Démosthène Stellas :
Par la réflexion. Quel que soit le projet, il faut y réfléchir beaucoup avant de trouver une piste qui tienne la route. Donc, j’ai cherché, j’ai fait pas mal d’esquisses et d’essais. Déjà pour décomposer le principe de la phrase [Citation utilisée par Alphonse Balat« Simplifiez, simplifiez encore, et quand vous aurez simplifié, vous n’aurez pas encore assez simplifié »] et l’appliquer à la peinture, j’ai expérimenté et cherché. C’est une réflexion constante à partir du moment où il y a un projet qui se met en place, il faut le retourner dans tous les sens pour trouver des voies adéquates. Il y a un moment où ça ressemblait plus ou moins à ce qu’on avait discuté donc je l’ai soumis à Muriel et puis on a fini ensemble.
Muriel Charon :
Ce qui est facile, c’est que je peux tester directement ! J’ai pas mal de gens qui défilent ici, de tous les âges, de toutes les nationalités et je leur montre. Je vois si ça passe ou si ça ne passe pas. Et les avis sont unanimes : super ! Il faut dire qu’il y a du sens derrière, même toute une philosophie. Il y a un pourquoi, il y a un comment et il y a du lien.

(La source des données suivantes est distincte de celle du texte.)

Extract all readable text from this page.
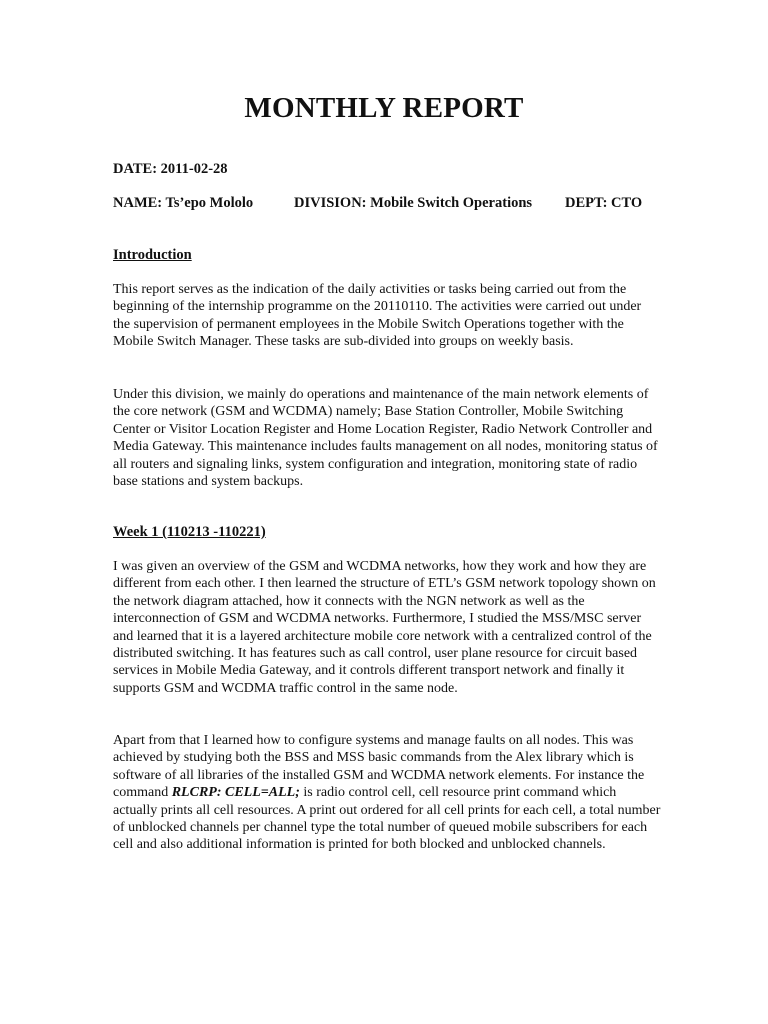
MONTHLY REPORT
DATE: 2011-02-28
NAME: Ts’epo Mololo	DIVISION: Mobile Switch Operations DEPT: CTO
Introduction

This report serves as the indication of the daily activities or tasks being carried out from the beginning of the internship programme on the 20110110. The activities were carried out under the supervision of permanent employees in the Mobile Switch Operations together with the Mobile Switch Manager. These tasks are sub-divided into groups on weekly basis.

Under this division, we mainly do operations and maintenance of the main network elements of the core network (GSM and WCDMA) namely; Base Station Controller, Mobile Switching Center or Visitor Location Register and Home Location Register, Radio Network Controller and Media Gateway. This maintenance includes faults management on all nodes, monitoring status of all routers and signaling links, system configuration and integration, monitoring state of radio base stations and system backups.

Week 1 (110213 -110221)

I was given an overview of the GSM and WCDMA networks, how they work and how they are different from each other. I then learned the structure of ETL’s GSM network topology shown on the network diagram attached, how it connects with the NGN network as well as the interconnection of GSM and WCDMA networks. Furthermore, I studied the MSS/MSC server and learned that it is a layered architecture mobile core network with a centralized control of the distributed switching. It has features such as call control, user plane resource for circuit based services in Mobile Media Gateway, and it controls different transport network and finally it supports GSM and WCDMA traffic control in the same node.

Apart from that I learned how to configure systems and manage faults on all nodes. This was achieved by studying both the BSS and MSS basic commands from the Alex library which is software of all libraries of the installed GSM and WCDMA network elements. For instance the command RLCRP: CELL=ALL; is radio control cell, cell resource print command which actually prints all cell resources. A print out ordered for all cell prints for each cell, a total number of unblocked channels per channel type the total number of queued mobile subscribers for each cell and also additional information is printed for both blocked and unblocked channels.
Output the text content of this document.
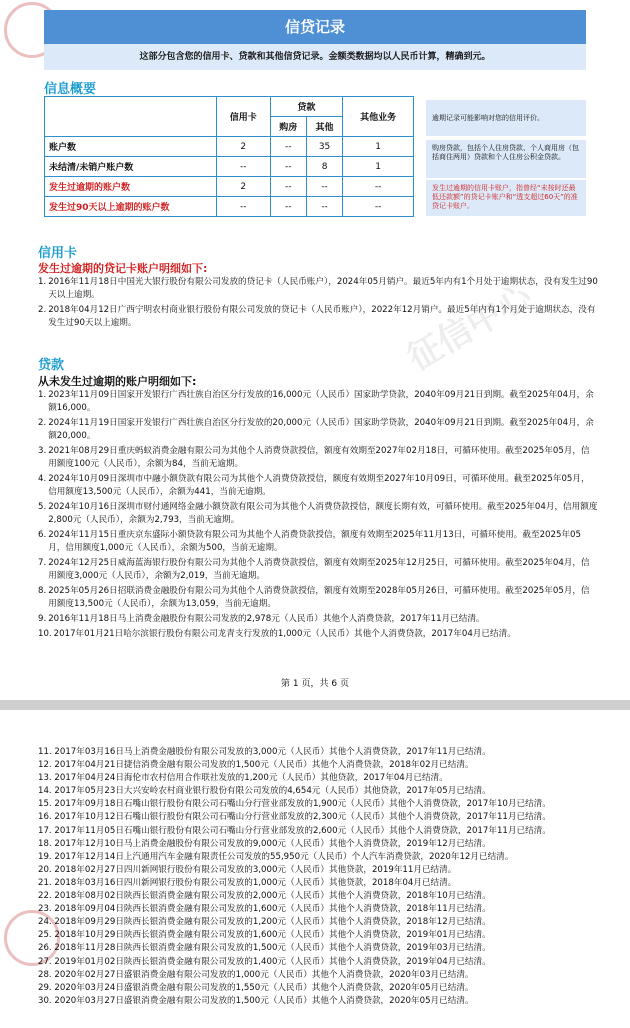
征信中心
信贷记录
这部分包含您的信用卡、贷款和其他信贷记录。金额类数据均以人民币计算，精确到元。
信息概要
	信用卡	贷款		其他业务
		购房	其他	
账户数	2	--	35	1
未结清/未销户账户数	--	--	8	1
发生过逾期的账户数	2	--	--	--
发生过90天以上逾期的账户数	--	--	--	--
逾期记录可能影响对您的信用评价。
购房贷款，包括个人住房贷款、个人商用房（包括商住两用）贷款和个人住房公积金贷款。
发生过逾期的信用卡账户，指曾经“未按时还最低还款额”的贷记卡账户和“透支超过60天”的准贷记卡账户。
信用卡
发生过逾期的贷记卡账户明细如下:
1. 2016年11月18日中国光大银行股份有限公司发放的贷记卡（人民币账户），2024年05月销户。最近5年内有1个月处于逾期状态，没有发生过90天以上逾期。
2. 2018年04月12日广西宁明农村商业银行股份有限公司发放的贷记卡（人民币账户），2022年12月销户。最近5年内有1个月处于逾期状态，没有发生过90天以上逾期。
贷款
从未发生过逾期的账户明细如下:
1. 2023年11月09日国家开发银行广西壮族自治区分行发放的16,000元（人民币）国家助学贷款，2040年09月21日到期。截至2025年04月，余额16,000。
2. 2024年11月19日国家开发银行广西壮族自治区分行发放的20,000元（人民币）国家助学贷款，2040年09月21日到期。截至2025年04月，余额20,000。
3. 2021年08月29日重庆蚂蚁消费金融有限公司为其他个人消费贷款授信，额度有效期至2027年02月18日，可循环使用。截至2025年05月，信用额度100元（人民币），余额为84，当前无逾期。
4. 2024年10月09日深圳市中融小额贷款有限公司为其他个人消费贷款授信，额度有效期至2027年10月09日，可循环使用。截至2025年05月，信用额度13,500元（人民币），余额为441，当前无逾期。
5. 2024年10月16日深圳市财付通网络金融小额贷款有限公司为其他个人消费贷款授信，额度长期有效，可循环使用。截至2025年04月，信用额度2,800元（人民币），余额为2,793，当前无逾期。
6. 2024年11月15日重庆京东盛际小额贷款有限公司为其他个人消费贷款授信，额度有效期至2025年11月13日，可循环使用。截至2025年05月，信用额度1,000元（人民币），余额为500，当前无逾期。
7. 2024年12月25日威海蓝海银行股份有限公司为其他个人消费贷款授信，额度有效期至2025年12月25日，可循环使用。截至2025年04月，信用额度3,000元（人民币），余额为2,019，当前无逾期。
8. 2025年05月26日招联消费金融股份有限公司为其他个人消费贷款授信，额度有效期至2028年05月26日，可循环使用。截至2025年05月，信用额度13,500元（人民币），余额为13,059，当前无逾期。
9. 2016年11月18日马上消费金融股份有限公司发放的2,978元（人民币）其他个人消费贷款，2017年11月已结清。
10. 2017年01月21日哈尔滨银行股份有限公司龙青支行发放的1,000元（人民币）其他个人消费贷款，2017年04月已结清。
第 1 页，共 6 页
11. 2017年03月16日马上消费金融股份有限公司发放的3,000元（人民币）其他个人消费贷款，2017年11月已结清。
12. 2017年04月21日捷信消费金融有限公司发放的1,500元（人民币）其他个人消费贷款，2018年02月已结清。
13. 2017年04月24日海伦市农村信用合作联社发放的1,200元（人民币）其他贷款，2017年04月已结清。
14. 2017年05月23日大兴安岭农村商业银行股份有限公司发放的4,654元（人民币）其他贷款，2017年05月已结清。
15. 2017年09月18日石嘴山银行股份有限公司石嘴山分行营业部发放的1,900元（人民币）其他个人消费贷款，2017年10月已结清。
16. 2017年10月12日石嘴山银行股份有限公司石嘴山分行营业部发放的2,300元（人民币）其他个人消费贷款，2017年11月已结清。
17. 2017年11月05日石嘴山银行股份有限公司石嘴山分行营业部发放的2,600元（人民币）其他个人消费贷款，2017年11月已结清。
18. 2017年12月10日马上消费金融股份有限公司发放的9,000元（人民币）其他个人消费贷款，2019年12月已结清。
19. 2017年12月14日上汽通用汽车金融有限责任公司发放的55,950元（人民币）个人汽车消费贷款，2020年12月已结清。
20. 2018年02月27日四川新网银行股份有限公司发放的3,000元（人民币）其他贷款，2019年11月已结清。
21. 2018年03月16日四川新网银行股份有限公司发放的1,000元（人民币）其他贷款，2018年04月已结清。
22. 2018年08月02日陕西长银消费金融有限公司发放的2,000元（人民币）其他个人消费贷款，2018年10月已结清。
23. 2018年09月04日陕西长银消费金融有限公司发放的1,600元（人民币）其他个人消费贷款，2018年11月已结清。
24. 2018年09月29日陕西长银消费金融有限公司发放的1,200元（人民币）其他个人消费贷款，2018年12月已结清。
25. 2018年10月29日陕西长银消费金融有限公司发放的1,600元（人民币）其他个人消费贷款，2019年01月已结清。
26. 2018年11月28日陕西长银消费金融有限公司发放的1,500元（人民币）其他个人消费贷款，2019年03月已结清。
27. 2019年01月02日陕西长银消费金融有限公司发放的1,400元（人民币）其他个人消费贷款，2019年04月已结清。
28. 2020年02月27日盛银消费金融有限公司发放的1,000元（人民币）其他个人消费贷款，2020年03月已结清。
29. 2020年03月24日盛银消费金融有限公司发放的1,550元（人民币）其他个人消费贷款，2020年05月已结清。
30. 2020年03月27日盛银消费金融有限公司发放的1,500元（人民币）其他个人消费贷款，2020年05月已结清。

Nous connaissons, Mme Charon, votre affection pour l’histoire de l’art, la nature et la valorisation des artisans du coin. Aussi, relativement à ce projet de fresque, comment s’est opérée en vous cette ouverture vers l’esthétique du Street Art et le travail de M. Stellas?
Muriel Charon :
C’est du feeling… Des personnes m’ont déjà dit « On ne fait pas un truc comme ça sur une maison comme ça ! Jamais je ne ferais ça sur une maison comme ça. Tu es folle ». Mais c’est ma personnalité et je suis sûre que Balat l’aurait fait. Aussi, dès le départ, cette maison-ci est une maison qui est dédiée aux artistes et à l’art. Les gens me disent quand ils viennent ici que ce n’est pas une maison comme les autres. C’est ce que je veux faire passer comme message et ça doit aller jusqu’à l’extérieur. Et ce que les gens aiment bien, ils me le disent tous, ce sont tous les détails qu’il y a ici. Et les détails ça doit aller du salon jusque dans la chambre, la salle de bain, le jardin et maintenant, je vais jusqu’à l’extérieur des murs… Je ne pourrais pas aller plus loin, je crois.
Membre du collectif Drash, la multidisciplinarité artistique est un leitmotiv à votre processus de création artistique. Comment s’exprimera-t-elle au travers de ce projet ?
Démosthène Stellas :
Ici, cette interdisciplinarité ne s’exprimera pas spécialement car c’est de la peinture pure et dure. En fait, le projet a été attribué au nom du collectif qui est un collectif multidisciplinaire qui touche à tout ce qui est image, que ce soit image imprimée, image fixe ou en mouvement. Moi, je chipote à tous ces domaines-là, mais la racine de tout ce que je fais, c’est quand même la peinture. Le subside sera attribué à l’asbl Drash, mais pour la réalisation, ce sera moi et l’un de mes collègues avec qui je peins fréquemment.Le projet se travaille sur ordinateur mais il s’agit de peinture monumentale et il n’y a pas d’autres techniques à mélanger. Le projet est purement un mix de peinture au silicate appliqué au rouleau et au pistolet airless et tous les détails seront faits au spray. Par le fait que la façade n’est pas lisse, que ce sont des briquettes, si je travaillais au pinceau, ça doublerait tout de suite le temps de travail, et donc aussi le budget avec la location des nacelles qui correspond déjà à une grosse partie de celui-ci. Par souci d’efficacité et parce que c’est l’outil que je maîtrise depuis 20 ans maintenant, ce sera un mix de peinture et de graffiti.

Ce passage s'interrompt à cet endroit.